While this recipe makes enough to feed a small crowd, feel free to prepare it for two (or yourself)! It makes great leftovers – simply reheat and enjoy!
FREEZER MEAL: You can also freeze the dish once it’s assembled. Be sure to package in a freezer-safe container for best results. To reheat frozen lasagna, cover with foil and bake in 375 degree oven for 60-75 minutes, or until heated in the center. Letting the dish thaw in the refrigerator overnight takes about 15 minutes off the cooking process.
You’ll find this recipe doesn’t require special equipment and you likely already have the necessary supplies. But, in case you’re wondering, here’s what we used: 9 x 13 casserole dish, large skillet, chef knife (*affiliate links).
Plant-Based Mexican Lasagna
- 1 large red onion, diced
- 1 clove garlic, minced or 1 tsp minced
- 1 bell pepper, chopped
- 1 15-oz can corn, drained and rinsed or 1.5 cups frozen, thawed
- 2 15-oz can black beans, drained and rinsed or 1.5 cups cooked
- 2 cups leafy greens, chopped spinach, kale, chard, etc.
- 24 5" or 6" corn tortillas
- jalapeno minced
- fresh cilantro chopped
- nutritional yeast
- Preheat oven to 375 degrees F.
- Add all sauce ingredients to medium saucepan and heat over medium high heat. Bring to a simmer, reduce heat to low and let simmer for 10 minutes.
- Add chopped onion, 1 minced garlic clove and about 2 tablespoons of water to a large skillet and saute for 2 minutes over medium heat.
- Add peppers, corn, black beans and leafy greens, stir, reduce heat to low, and let cook for 3 minutes. Remove from heat.
- Coat a 9x13" casserole dish with oil. Place 6 tortilla shells on the bottom of the dish. Spread approximately 2 cups of filling over shell and top with approximately half a cup of sauce.

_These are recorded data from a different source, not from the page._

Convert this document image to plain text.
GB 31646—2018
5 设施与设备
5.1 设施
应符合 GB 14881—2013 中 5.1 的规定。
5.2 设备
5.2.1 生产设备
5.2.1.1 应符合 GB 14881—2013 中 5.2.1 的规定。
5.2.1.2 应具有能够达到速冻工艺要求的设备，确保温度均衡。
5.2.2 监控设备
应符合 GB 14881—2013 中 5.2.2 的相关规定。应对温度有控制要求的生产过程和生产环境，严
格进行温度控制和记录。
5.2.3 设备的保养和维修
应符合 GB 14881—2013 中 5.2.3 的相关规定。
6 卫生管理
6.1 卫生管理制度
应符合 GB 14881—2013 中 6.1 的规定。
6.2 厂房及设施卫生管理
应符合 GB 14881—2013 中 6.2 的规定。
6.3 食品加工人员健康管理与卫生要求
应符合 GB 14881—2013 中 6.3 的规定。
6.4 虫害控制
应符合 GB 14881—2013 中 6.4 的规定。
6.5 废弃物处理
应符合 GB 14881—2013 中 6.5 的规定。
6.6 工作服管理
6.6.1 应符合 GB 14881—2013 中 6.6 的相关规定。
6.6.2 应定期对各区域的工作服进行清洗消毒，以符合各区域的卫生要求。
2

- Repeat this process with all tortilla shells (4 layers of tortillas), reserving about 2 tablespoons of sauce to spread across the top shells.
- After spreading remaining sauce over the top shells, sprinkle with minced jalapeno and fresh cilantro (if using).
- Bake on middle shelf of oven for 40 minutes. Remove from oven, sprinkle with nutritional yeast (optional) and let sit for 10-15 minutes before serving.